Davacı kayıtlarında davalı ———-şirketi lehine alacak kaydı yapılan Borç Dekontlarının, 740 Hizmet Üretim Maliyeti hesabında giderleştirildiği görülmüş olup hizmete ilişkin düzenlenen faturaların gider yazılması gerekirken Borç Dekontlarının gider yazılması ——- göre mümkün değildir.
Davacı şirket kayıtlarının incelenmesinde belge yoğunluğu bulunduğu ve işlemlerin otomatik olarak muhasebeleştirilmesi gerekirken belgelerin ———– tarafından manuel olarak kayda alındığı görülmüştür.
Dosya içerisinde yapılan incelemede davalı —– tarafırıdan davalı ——–yoluyla dekont istediği görülmüş, davacı şirketin, ———tarafından, gerçek işleme dayanmayan BORÇ DEKONTLARI aracılığıyla borçlandırılıp hiçbir hizmet alımı olmadığı halde yetkisi dâhilinde sisteme giriş onayı verilerek —-şirketine ödeme yaptırdığı tespit edilmiştir.
Davalı ——— kayıtları incelendiğinde, davacıya 7 adet fatura düzenlediği görülmekte olup davacı kayıtlarında söz konusu faturaların 3 adedi bulunmaktadır.
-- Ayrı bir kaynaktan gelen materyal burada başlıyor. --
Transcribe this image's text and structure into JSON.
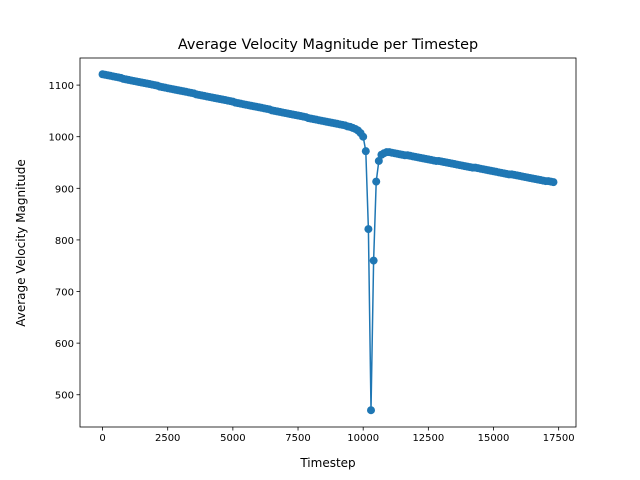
{
  "chart_data": {
    "type": "line",
    "title": "Average Velocity Magnitude per Timestep",
    "x_label": "Timestep",
    "y_label": "Average Velocity Magnitude",
    "x": [
      0,
      100,
      200,
      300,
      400,
      500,
      600,
      700,
      800,
      900,
      1000,
      1100,
      1200,
      1300,
      1400,
      1500,
      1600,
      1700,
      1800,
      1900,
      2000,
      2100,
      2200,
      2300,
      2400,
      2500,
      2600,
      2700,
      2800,
      2900,
      3000,
      3100,
      3200,
      3300,
      3400,
      3500,
      3600,
      3700,
      3800,
      3900,
      4000,
      4100,
      4200,
      4300,
      4400,
      4500,
      4600,
      4700,
      4800,
      4900,
      5000,
      5100,
      5200,
      5300,
      5400,
      5500,
      5600,
      5700,
      5800,
      5900,
      6000,
      6100,
      6200,
      6300,
      6400,
      6500,
      6600,
      6700,
      6800,
      6900,
      7000,
      7100,
      7200,
      7300,
      7400,
      7500,
      7600,
      7700,
      7800,
      7900,
      8000,
      8100,
      8200,
      8300,
      8400,
      8500,
      8600,
      8700,
      8800,
      8900,
      9000,
      9100,
      9200,
      9300,
      9400,
      9500,
      9600,
      9700,
      9800,
      9900,
      10000,
      10100,
      10200,
      10300,
      10400,
      10500,
      10600,
      10700,
      10800,
      10900,
      11000,
      11100,
      11200,
      11300,
      11400,
      11500,
      11600,
      11700,
      11800,
      11900,
      12000,
      12100,
      12200,
      12300,
      12400,
      12500,
      12600,
      12700,
      12800,
      12900,
      13000,
      13100,
      13200,
      13300,
      13400,
      13500,
      13600,
      13700,
      13800,
      13900,
      14000,
      14100,
      14200,
      14300,
      14400,
      14500,
      14600,
      14700,
      14800,
      14900,
      15000,
      15100,
      15200,
      15300,
      15400,
      15500,
      15600,
      15700,
      15800,
      15900,
      16000,
      16100,
      16200,
      16300,
      16400,
      16500,
      16600,
      16700,
      16800,
      16900,
      17000,
      17100,
      17200,
      17300
    ],
    "series": [
      {
        "color": "#1f77b4",
        "values": [
          1121,
          1120,
          1119,
          1118,
          1117,
          1116,
          1115,
          1114,
          1112,
          1111,
          1110,
          1109,
          1108,
          1107,
          1106,
          1105,
          1104,
          1103,
          1102,
          1101,
          1100,
          1099,
          1097,
          1096,
          1095,
          1094,
          1093,
          1092,
          1091,
          1090,
          1089,
          1088,
          1087,
          1086,
          1085,
          1084,
          1082,
          1081,
          1080,
          1079,
          1078,
          1077,
          1076,
          1075,
          1074,
          1073,
          1072,
          1071,
          1070,
          1069,
          1068,
          1066,
          1065,
          1064,
          1063,
          1062,
          1061,
          1060,
          1059,
          1058,
          1057,
          1056,
          1055,
          1054,
          1053,
          1051,
          1050,
          1049,
          1048,
          1047,
          1046,
          1045,
          1044,
          1043,
          1042,
          1041,
          1040,
          1039,
          1038,
          1036,
          1035,
          1034,
          1033,
          1032,
          1031,
          1030,
          1029,
          1028,
          1027,
          1026,
          1025,
          1024,
          1023,
          1022,
          1020,
          1019,
          1017,
          1015,
          1012,
          1007,
          1000,
          972,
          821,
          470,
          760,
          913,
          953,
          965,
          968,
          970,
          970,
          969,
          968,
          967,
          966,
          965,
          964,
          964,
          963,
          962,
          961,
          960,
          959,
          958,
          957,
          956,
          955,
          954,
          953,
          953,
          952,
          951,
          950,
          949,
          948,
          947,
          946,
          945,
          944,
          943,
          942,
          941,
          940,
          940,
          939,
          938,
          937,
          936,
          935,
          934,
          933,
          932,
          931,
          930,
          929,
          928,
          927,
          927,
          926,
          925,
          924,
          923,
          922,
          921,
          920,
          919,
          918,
          917,
          916,
          915,
          914,
          914,
          913,
          912
        ]
      }
    ],
    "xlim": [
      -865,
      18165
    ],
    "xticks": [
      0,
      2500,
      5000,
      7500,
      10000,
      12500,
      15000,
      17500
    ],
    "ylim": [
      437.5,
      1152.5
    ],
    "yticks": [
      500,
      600,
      700,
      800,
      900,
      1000,
      1100
    ]
  }
}
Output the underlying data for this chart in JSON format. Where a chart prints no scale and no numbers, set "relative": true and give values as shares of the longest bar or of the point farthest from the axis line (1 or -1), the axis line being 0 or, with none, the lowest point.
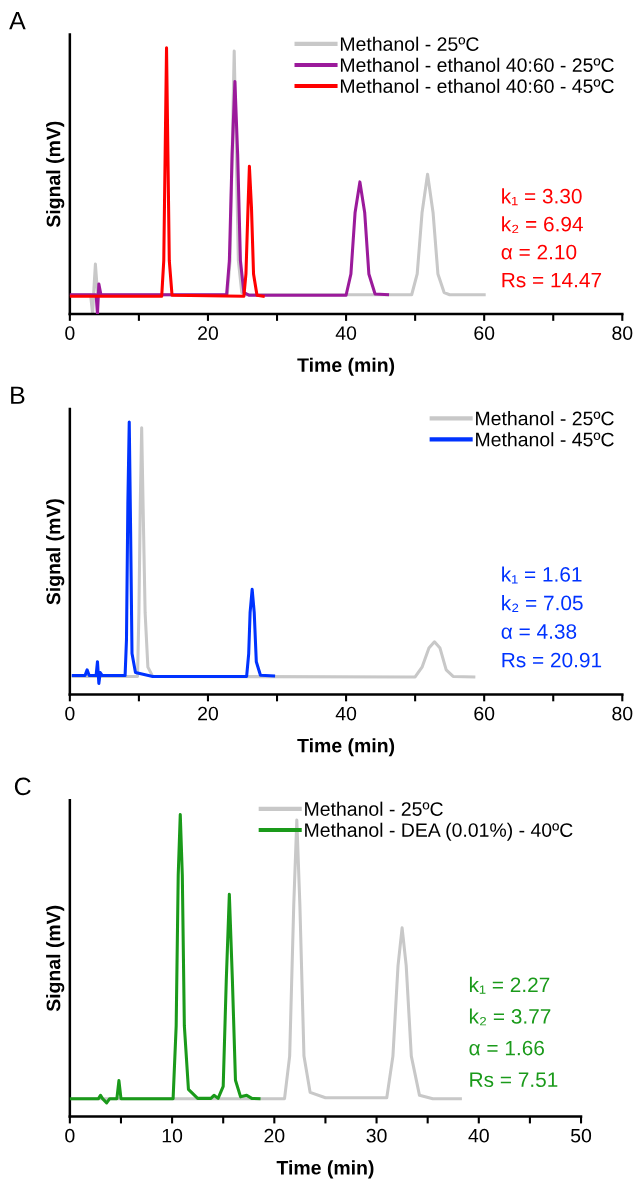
{
  "chart_data": [
    {
      "type": "line",
      "title": "A",
      "xlabel": "Time (min)",
      "ylabel": "Signal (mV)",
      "relative": true,
      "xlim": [
        0,
        80
      ],
      "xticks": [
        0,
        {
          "value": 10,
          "label": null
        },
        20,
        {
          "value": 30,
          "label": null
        },
        40,
        {
          "value": 50,
          "label": null
        },
        60,
        {
          "value": 70,
          "label": null
        },
        80
      ],
      "grid": false,
      "legend": "top right",
      "annotations": [
        "k₁ = 3.30",
        "k₂ = 6.94",
        "α = 2.10",
        "Rs = 14.47"
      ],
      "series": [
        {
          "name": "Methanol - 25ºC",
          "color": "#c8c8c8",
          "x": [
            0,
            3.0,
            3.3,
            3.5,
            3.7,
            4.0,
            4.4,
            22.8,
            23.2,
            23.5,
            23.8,
            24.1,
            24.4,
            24.9,
            25.5,
            49.5,
            50.3,
            51,
            51.8,
            52.6,
            53.3,
            54.2,
            55,
            60
          ],
          "values": [
            0.072,
            0.072,
            0.0,
            0.1,
            0.187,
            0.08,
            0.072,
            0.072,
            0.2,
            0.6,
            0.988,
            0.6,
            0.2,
            0.08,
            0.072,
            0.072,
            0.15,
            0.38,
            0.525,
            0.38,
            0.15,
            0.08,
            0.072,
            0.072
          ]
        },
        {
          "name": "Methanol - ethanol 40:60 - 25ºC",
          "color": "#9b1a9b",
          "x": [
            0,
            3.8,
            4.0,
            4.2,
            4.5,
            22.7,
            23.1,
            23.5,
            23.9,
            24.3,
            24.7,
            25.2,
            26,
            40,
            40.7,
            41.3,
            42,
            42.7,
            43.3,
            44.2,
            46
          ],
          "values": [
            0.072,
            0.072,
            0.0,
            0.112,
            0.072,
            0.072,
            0.2,
            0.6,
            0.873,
            0.6,
            0.2,
            0.08,
            0.07,
            0.07,
            0.15,
            0.38,
            0.496,
            0.38,
            0.15,
            0.075,
            0.072
          ]
        },
        {
          "name": "Methanol - ethanol 40:60 - 45ºC",
          "color": "#ff0000",
          "x": [
            0,
            13.3,
            13.6,
            13.8,
            14.0,
            14.2,
            14.4,
            14.8,
            25.2,
            25.5,
            25.8,
            26.0,
            26.3,
            26.6,
            27.1,
            28
          ],
          "values": [
            0.066,
            0.066,
            0.2,
            0.6,
            1.0,
            0.6,
            0.2,
            0.07,
            0.066,
            0.15,
            0.4,
            0.555,
            0.4,
            0.15,
            0.07,
            0.066
          ]
        }
      ]
    },
    {
      "type": "line",
      "title": "B",
      "xlabel": "Time (min)",
      "ylabel": "Signal (mV)",
      "relative": true,
      "xlim": [
        0,
        80
      ],
      "xticks": [
        0,
        {
          "value": 10,
          "label": null
        },
        20,
        {
          "value": 30,
          "label": null
        },
        40,
        {
          "value": 50,
          "label": null
        },
        60,
        {
          "value": 70,
          "label": null
        },
        80
      ],
      "grid": false,
      "legend": "top right",
      "annotations": [
        "k₁ = 1.61",
        "k₂ = 7.05",
        "α = 4.38",
        "Rs = 20.91"
      ],
      "series": [
        {
          "name": "Methanol - 25ºC",
          "color": "#c8c8c8",
          "x": [
            0.5,
            9.8,
            10.0,
            10.2,
            10.4,
            10.6,
            10.9,
            11.3,
            12,
            50,
            51,
            52,
            52.8,
            53.6,
            54.5,
            55.5,
            58.5
          ],
          "values": [
            0.066,
            0.066,
            0.3,
            0.7,
            0.979,
            0.7,
            0.3,
            0.1,
            0.066,
            0.064,
            0.1,
            0.17,
            0.193,
            0.17,
            0.09,
            0.066,
            0.064
          ]
        },
        {
          "name": "Methanol - 45ºC",
          "color": "#0033ff",
          "x": [
            0.5,
            2.2,
            2.5,
            2.8,
            3.8,
            4.0,
            4.2,
            4.4,
            4.7,
            8.0,
            8.2,
            8.4,
            8.6,
            8.8,
            9.0,
            9.5,
            12,
            25.6,
            25.9,
            26.1,
            26.4,
            26.7,
            27.0,
            27.6,
            29.5
          ],
          "values": [
            0.069,
            0.069,
            0.09,
            0.069,
            0.069,
            0.12,
            0.04,
            0.08,
            0.069,
            0.069,
            0.2,
            0.7,
            1.0,
            0.6,
            0.15,
            0.08,
            0.066,
            0.066,
            0.15,
            0.3,
            0.386,
            0.3,
            0.12,
            0.07,
            0.068
          ]
        }
      ]
    },
    {
      "type": "line",
      "title": "C",
      "xlabel": "Time (min)",
      "ylabel": "Signal (mV)",
      "relative": true,
      "xlim": [
        0,
        50
      ],
      "xticks": [
        0,
        {
          "value": 5,
          "label": null
        },
        10,
        {
          "value": 15,
          "label": null
        },
        20,
        {
          "value": 25,
          "label": null
        },
        30,
        {
          "value": 35,
          "label": null
        },
        40,
        {
          "value": 45,
          "label": null
        },
        50
      ],
      "grid": false,
      "legend": "top right",
      "annotations": [
        "k₁ = 2.27",
        "k₂ = 3.77",
        "α = 1.66",
        "Rs = 7.51"
      ],
      "series": [
        {
          "name": "Methanol - 25ºC",
          "color": "#c8c8c8",
          "x": [
            0,
            21.0,
            21.5,
            21.9,
            22.2,
            22.5,
            22.9,
            23.5,
            25,
            31,
            31.6,
            32.1,
            32.5,
            32.9,
            33.4,
            34.2,
            35.5,
            38.2
          ],
          "values": [
            0.059,
            0.059,
            0.2,
            0.7,
            0.982,
            0.7,
            0.2,
            0.08,
            0.062,
            0.062,
            0.2,
            0.5,
            0.625,
            0.5,
            0.2,
            0.07,
            0.059,
            0.059
          ]
        },
        {
          "name": "Methanol - DEA (0.01%) - 40ºC",
          "color": "#1a9a1a",
          "x": [
            0,
            2.8,
            3.0,
            3.2,
            3.6,
            3.9,
            4.6,
            4.8,
            5.0,
            10.1,
            10.4,
            10.6,
            10.8,
            11.0,
            11.2,
            11.6,
            12.5,
            13.8,
            14.1,
            14.5,
            15.0,
            15.3,
            15.6,
            15.9,
            16.2,
            16.7,
            17.3,
            17.8,
            18.5
          ],
          "values": [
            0.059,
            0.059,
            0.07,
            0.059,
            0.045,
            0.059,
            0.059,
            0.119,
            0.059,
            0.059,
            0.3,
            0.8,
            1.0,
            0.8,
            0.3,
            0.09,
            0.06,
            0.06,
            0.07,
            0.06,
            0.1,
            0.45,
            0.736,
            0.45,
            0.12,
            0.065,
            0.07,
            0.06,
            0.059
          ]
        }
      ]
    }
  ]
}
Davacıdan 5 ödemede taplam 226.812.84 TL ödeme aldığı kayıtlıdır. Söz komusu ödemeler davacı kayıtlarında bulunmamaktadır. Banka dekontları incelendiğinde ödemelerin davacı —– şirketi adına —- tarafından yapıldığı görülmüştür. Ödemelerin davacı adına—— şirketinden yapıldığı biran kabul edilse bile davacı kayıtlarında ——— alacak kaydı yapılması gerekmektedir. Davacının kanuni defterlerinde —– şirketi adına tuttuğu cari hesap dökümü incelendiğinde söz konusu ödemeler için ———şirketine herhangi bir alacak kaydı görülmemiştir. —- ve çalışanı —— söz konusu ödemeleri neden davacı şirket adına yaptıkları izaha muhtaçtır.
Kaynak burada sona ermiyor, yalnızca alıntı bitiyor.